# anyone ride the Princeton Event century?



## DaveG (Feb 4, 2004)

Did you hit any storms? After riding this 15 straight years I chickened out this year due to the weather report. When I looked at the radar through the day it looks like I could have made it without any storms.


----------



## Terex (Jan 3, 2005)

DaveG said:


> Did you hit any storms? After riding this 15 straight years I chickened out this year due to the weather report. When I looked at the radar through the day it looks like I could have made it without any storms.


Rainey w/ wet roads from about 8-9. It made drafting a bit unpleasant. I saw several riders go down, including a guy on a recumbent. I started with a large group that left a little after 7 AM. Most were doing the century. I chickened out (due to the weather), and just did the metric. After I got home, at about 12:30, a deluge with hail hit north of Princeton where I live. I believe the heavy rain missed the Event.


----------



## DaveG (Feb 4, 2004)

*thanks for the info*



Terex said:


> Rainey w/ wet roads from about 8-9. It made drafting a bit unpleasant. I saw several riders go down, including a guy on a recumbent. I started with a large group that left a little after 7 AM. Most were doing the century. I chickened out (due to the weather), and just did the metric. After I got home, at about 12:30, a deluge with hail hit north of Princeton where I live. I believe the heavy rain missed the Event.


I decided to ride the route on Sunday starting at the closest point to my house. Always a tough call whether to trust the weatherman or not.


----------



## Terex (Jan 3, 2005)

Riding down there just reminded me how little I like riding in that area. Flat, uninteresting roads for the most part. A lot more fun riding north and west of Princeton. I thought the Event itself was very well run and provided a great riding experience for a lot of people.


----------



## DaveG (Feb 4, 2004)

*need a new route*



Terex said:


> Riding down there just reminded me how little I like riding in that area. Flat, uninteresting roads for the most part. A lot more fun riding north and west of Princeton. I thought the Event itself was very well run and provided a great riding experience for a lot of people.

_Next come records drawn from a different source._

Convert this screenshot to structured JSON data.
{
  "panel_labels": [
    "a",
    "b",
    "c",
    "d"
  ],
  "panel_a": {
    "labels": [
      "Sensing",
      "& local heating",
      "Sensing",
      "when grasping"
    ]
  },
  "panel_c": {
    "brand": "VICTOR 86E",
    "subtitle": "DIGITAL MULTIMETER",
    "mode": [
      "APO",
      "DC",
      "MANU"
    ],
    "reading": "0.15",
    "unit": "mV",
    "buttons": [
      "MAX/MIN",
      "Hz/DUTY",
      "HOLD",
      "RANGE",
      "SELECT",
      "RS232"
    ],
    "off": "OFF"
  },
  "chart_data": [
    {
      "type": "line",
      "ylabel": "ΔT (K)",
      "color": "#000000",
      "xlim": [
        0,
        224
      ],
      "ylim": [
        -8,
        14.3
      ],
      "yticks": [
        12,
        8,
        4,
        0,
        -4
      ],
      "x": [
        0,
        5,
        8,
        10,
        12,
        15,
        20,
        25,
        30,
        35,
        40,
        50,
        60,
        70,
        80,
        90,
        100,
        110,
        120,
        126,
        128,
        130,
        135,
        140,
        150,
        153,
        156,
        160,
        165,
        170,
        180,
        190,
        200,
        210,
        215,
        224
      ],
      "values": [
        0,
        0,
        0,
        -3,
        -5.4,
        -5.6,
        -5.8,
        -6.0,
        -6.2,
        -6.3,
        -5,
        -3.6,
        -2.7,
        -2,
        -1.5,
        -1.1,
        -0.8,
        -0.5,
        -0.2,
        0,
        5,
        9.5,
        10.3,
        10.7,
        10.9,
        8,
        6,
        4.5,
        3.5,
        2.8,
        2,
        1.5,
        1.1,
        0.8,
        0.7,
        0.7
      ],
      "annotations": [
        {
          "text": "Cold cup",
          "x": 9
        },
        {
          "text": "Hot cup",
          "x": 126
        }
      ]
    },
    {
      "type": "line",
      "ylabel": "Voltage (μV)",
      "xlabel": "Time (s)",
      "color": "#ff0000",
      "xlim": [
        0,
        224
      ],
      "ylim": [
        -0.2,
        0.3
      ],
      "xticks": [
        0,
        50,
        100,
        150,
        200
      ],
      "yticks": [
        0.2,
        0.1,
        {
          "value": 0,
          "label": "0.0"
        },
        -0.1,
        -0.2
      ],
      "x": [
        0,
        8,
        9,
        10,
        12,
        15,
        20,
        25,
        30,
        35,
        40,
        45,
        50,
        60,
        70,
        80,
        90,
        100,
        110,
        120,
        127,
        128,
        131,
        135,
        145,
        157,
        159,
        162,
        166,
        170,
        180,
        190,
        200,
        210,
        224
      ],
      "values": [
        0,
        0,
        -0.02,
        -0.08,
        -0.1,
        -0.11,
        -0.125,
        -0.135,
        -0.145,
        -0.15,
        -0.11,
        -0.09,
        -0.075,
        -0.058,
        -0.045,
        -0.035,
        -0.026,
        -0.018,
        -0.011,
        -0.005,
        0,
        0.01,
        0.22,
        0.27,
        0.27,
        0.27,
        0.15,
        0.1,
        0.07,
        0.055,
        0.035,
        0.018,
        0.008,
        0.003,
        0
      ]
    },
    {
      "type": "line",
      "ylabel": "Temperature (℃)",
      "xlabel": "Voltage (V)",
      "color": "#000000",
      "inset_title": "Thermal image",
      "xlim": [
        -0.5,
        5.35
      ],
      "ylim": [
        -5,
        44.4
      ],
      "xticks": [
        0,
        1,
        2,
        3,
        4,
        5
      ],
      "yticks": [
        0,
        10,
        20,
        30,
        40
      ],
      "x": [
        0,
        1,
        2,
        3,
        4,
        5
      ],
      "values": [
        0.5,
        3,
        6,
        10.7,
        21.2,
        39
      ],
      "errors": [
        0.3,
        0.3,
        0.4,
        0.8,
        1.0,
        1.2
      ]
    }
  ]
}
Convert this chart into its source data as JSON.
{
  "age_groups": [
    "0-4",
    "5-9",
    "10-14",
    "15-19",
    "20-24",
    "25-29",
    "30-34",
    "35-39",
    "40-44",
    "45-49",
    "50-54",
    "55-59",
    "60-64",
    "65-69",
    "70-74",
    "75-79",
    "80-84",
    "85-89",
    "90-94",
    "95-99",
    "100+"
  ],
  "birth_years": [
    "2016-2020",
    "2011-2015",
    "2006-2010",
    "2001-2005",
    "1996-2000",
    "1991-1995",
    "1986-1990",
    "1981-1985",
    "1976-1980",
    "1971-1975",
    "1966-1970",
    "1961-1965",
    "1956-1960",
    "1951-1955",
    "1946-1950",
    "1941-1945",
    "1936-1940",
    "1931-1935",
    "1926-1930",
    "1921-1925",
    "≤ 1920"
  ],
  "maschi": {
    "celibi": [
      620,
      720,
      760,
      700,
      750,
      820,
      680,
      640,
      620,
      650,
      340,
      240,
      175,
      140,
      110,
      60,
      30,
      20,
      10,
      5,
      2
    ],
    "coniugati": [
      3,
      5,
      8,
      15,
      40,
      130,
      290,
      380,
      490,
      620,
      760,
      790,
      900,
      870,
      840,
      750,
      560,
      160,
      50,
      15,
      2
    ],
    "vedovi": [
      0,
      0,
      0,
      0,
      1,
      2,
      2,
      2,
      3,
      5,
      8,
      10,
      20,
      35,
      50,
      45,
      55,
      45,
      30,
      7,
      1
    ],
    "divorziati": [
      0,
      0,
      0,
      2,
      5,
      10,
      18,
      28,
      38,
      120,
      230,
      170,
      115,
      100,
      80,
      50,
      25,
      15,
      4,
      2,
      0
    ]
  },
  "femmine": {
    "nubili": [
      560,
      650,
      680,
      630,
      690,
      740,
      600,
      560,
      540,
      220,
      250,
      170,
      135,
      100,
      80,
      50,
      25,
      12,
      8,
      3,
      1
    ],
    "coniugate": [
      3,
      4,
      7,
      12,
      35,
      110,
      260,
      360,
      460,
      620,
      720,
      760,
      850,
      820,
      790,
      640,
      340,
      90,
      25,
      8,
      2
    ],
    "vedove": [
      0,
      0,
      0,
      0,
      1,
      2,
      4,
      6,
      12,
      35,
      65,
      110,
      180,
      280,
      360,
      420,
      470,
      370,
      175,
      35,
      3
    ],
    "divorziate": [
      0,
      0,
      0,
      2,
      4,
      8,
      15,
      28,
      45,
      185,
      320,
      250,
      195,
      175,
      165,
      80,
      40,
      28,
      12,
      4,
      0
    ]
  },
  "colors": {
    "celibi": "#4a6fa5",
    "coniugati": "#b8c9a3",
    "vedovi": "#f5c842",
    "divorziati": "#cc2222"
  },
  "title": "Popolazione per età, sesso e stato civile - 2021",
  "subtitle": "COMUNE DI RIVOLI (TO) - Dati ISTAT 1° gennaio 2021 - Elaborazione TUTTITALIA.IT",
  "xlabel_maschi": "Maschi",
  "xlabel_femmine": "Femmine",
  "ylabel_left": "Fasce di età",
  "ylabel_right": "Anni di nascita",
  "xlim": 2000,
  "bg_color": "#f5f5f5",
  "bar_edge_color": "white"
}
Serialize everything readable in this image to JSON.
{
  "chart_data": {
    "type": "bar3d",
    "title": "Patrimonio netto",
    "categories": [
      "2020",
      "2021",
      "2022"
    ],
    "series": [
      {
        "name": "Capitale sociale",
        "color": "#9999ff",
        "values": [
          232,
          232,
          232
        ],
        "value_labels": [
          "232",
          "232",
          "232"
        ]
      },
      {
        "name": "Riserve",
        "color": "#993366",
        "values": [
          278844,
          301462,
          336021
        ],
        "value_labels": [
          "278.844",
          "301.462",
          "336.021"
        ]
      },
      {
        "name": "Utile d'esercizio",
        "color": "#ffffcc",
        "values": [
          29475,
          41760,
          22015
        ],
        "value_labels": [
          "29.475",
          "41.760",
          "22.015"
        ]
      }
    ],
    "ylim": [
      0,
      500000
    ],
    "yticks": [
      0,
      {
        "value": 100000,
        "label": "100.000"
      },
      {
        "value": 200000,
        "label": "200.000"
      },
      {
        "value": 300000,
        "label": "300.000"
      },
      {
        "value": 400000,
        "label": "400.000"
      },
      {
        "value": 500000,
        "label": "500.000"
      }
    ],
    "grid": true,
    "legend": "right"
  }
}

I think they need to update the route. They have used the same Medford Lakes route since 2003


----------



## lawrence (May 17, 2005)

Like someone else said, from about 8-9 there was some light rain, sometimes a mist. Then about 1 or 1:30pm there was deluge for about 5 minutes and then light rain and then it stopped. If you took cover for a few minutes you were ok, otherwise you were soaked and your shoes were sloshing.

I agree about the Century ride, the roads change a little, little different this year than last year but the rest stop is the same. They need to spend time to find a different rest stop and then completely change the ride route. Sometimes people have a comfort zone and they don't want to move out of it. It's the time finding another rest stop location and then paying a reasonable fee for it. It's always very well run and supported with a mechanic at the start to provide adjustments for your bike. I thought the food was better last year, homemade bread instead of rolls, cookies for dessert, and this year they had oranges and apples? I'd rather have peaches considering they are a NJ fruit that's in season and relatively cheap that can be bought direct locally from a farmer.


----------



## Terex (Jan 3, 2005)

lawrence said:


> ... and this year they had oranges and apples? I'd rather have peaches considering they are a NJ fruit that's in season and relatively cheap that can be bought direct locally from a farmer.


Ever put a peach in your pocket? Even worse than tater tots...


----------



## patsdiner (Nov 15, 2005)

I rode it for the first time and, only doing the 50, missed the rain. Liked the route except for the first rest stop. Had to stop a couple of times afterwards, trying to get the dirt, mud, and sand out of my speedplays (I began to fear trying to stop). Someone needs to re-think a long, dirt road when most people are riding road bikes.


----------